Mais liberté ne signifie pas pour autant anarchie. Les administrateurs, élus parmi les contributeurs, ont le pouvoir de supprimer ou de protéger des pages, de bloquer ou d’exclure un contributeur suite à une décision du comité d’arbitrage, lui aussi composé de membres choisis par la communauté. « Les administrateurs ne décident pas d’une politique éditoriale, explique David Monniaux. Ils font appliquer les règles de civilité et peuvent sortir la matraque quand il y a des abus. » Pour éviter le vandalisme, certains articles ne peuvent être modifiés que par des habitués ou par les administrateurs. C’est par exemple le cas des pages sur ­Dieudonné, Jeanne d’Arc ou le Maroc. Au besoin, il est possible de revenir à une version précédente : l’historique des modifications de chaque article est sauvegardé.

« En cas de litige, chacun expose ses ­arguments et on cherche à les confirmer ou à trouver des formulations qui expriment les positions des uns et des autres. » Il s’ensuit des débats souvent houleux, qui permettent ­généralement à la présentation la plus neutre de l’emporter. Mais il arrive que les plus ­motivés et les plus assidus parviennent, de guerre lasse, à imposer leurs points de vue. Surtout en cas de désaccords entre experts, « très difficiles à gérer », selon David ­Monniaux : « Je me souviens d’une empoignade entre un historien et un moine franciscain, au sujet d’un article sur un théologien anglais du XIIIe siècle.
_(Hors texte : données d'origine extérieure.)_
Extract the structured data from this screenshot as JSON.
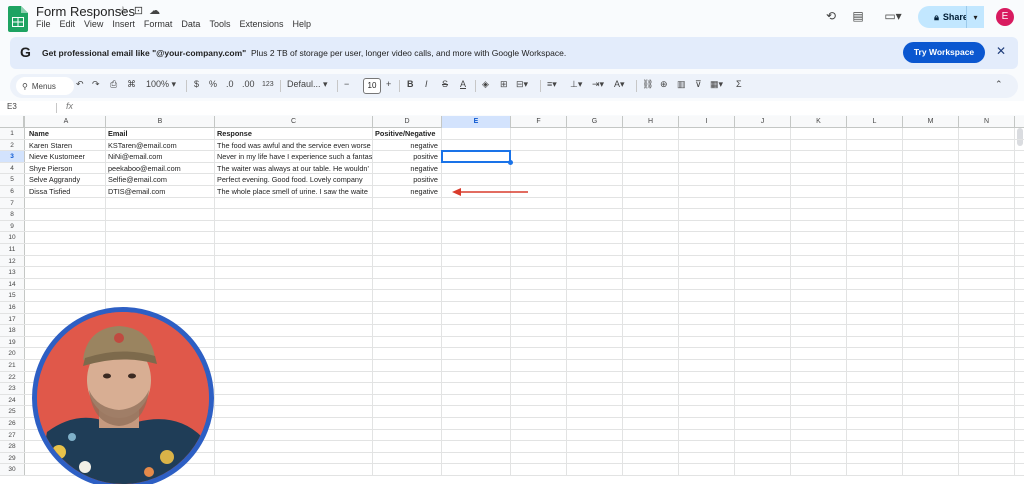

Entre les arguties et les invectives, nous n’avons pas vraiment les moyens d’arbitrer. »

«Neutralité de point de vue»

D’autant moins que Wikipédia ne fait pas appel à des spécialistes pour valider les articles. Seule prévaut la « neutralité de point de vue » : les articles doivent être rédigés d’une manière indépendante des opinions, vues, préjugés idéologiques, culturels, philosophiques, etc. Ce qui suscite de nombreuses critiques sur l’exactitude de son contenu, même si la revue scientifique Nature a apporté sa caution à l’entreprise en concluant que « Wikipédia est une source d’information aussi valable que la vénérable encyclopédie Britannica », après avoir soumis des articles des deux encyclopédies à des spécialistes pour comparer leur qualité. « Le fait est que plusieurs experts participent déjà activement à Wikipédia, souligne David Monniaux. Il y a aussi des contributeurs qui demandent à des spécialistes de relire leurs articles. Mais nous réfléchissons actuellement à une association avec des universités. »

C’est précisément la question du recours à des spécialistes qui a amené Larry Sanger, l’un des cofondateurs de Wikipédia, à créer sa propre encyclopédie, Citizendium. L’objectif : « Offrir à des personnes ordinaires un espace dans lequel elles pourront travailler sous la direction d’experts et engager leur responsabilité personnelle en signant de leur vrai nom », explique-t-il. Un projet qui ne convainc pas David Monniaux. « Sanger veut sélectionner des experts sur leurs diplômes. Or, les diplômés posent parfois problème. Regardez les négationnistes : beaucoup d’entre eux sont diplômés en histoire et ont été recrutés par des universités. Si l’université n’arrive pas à faire le ménage parmi ses représentants, je ne vois pas comment nous pourrions le faire. Et puis, quels moyens aurions-nous d’éviter les débordements d’experts et comment arbitrer entre eux ? »

En attendant, Wikipédia continue de mener son petit bonhomme de chemin. Son fondateur, Jimmy Wales, va même lancer cette année un moteur de recherche, Search Wikia, fonctionnant sur le modèle de Wikipédia. Alimenté par les internautes pour les ­internautes, bien sûr.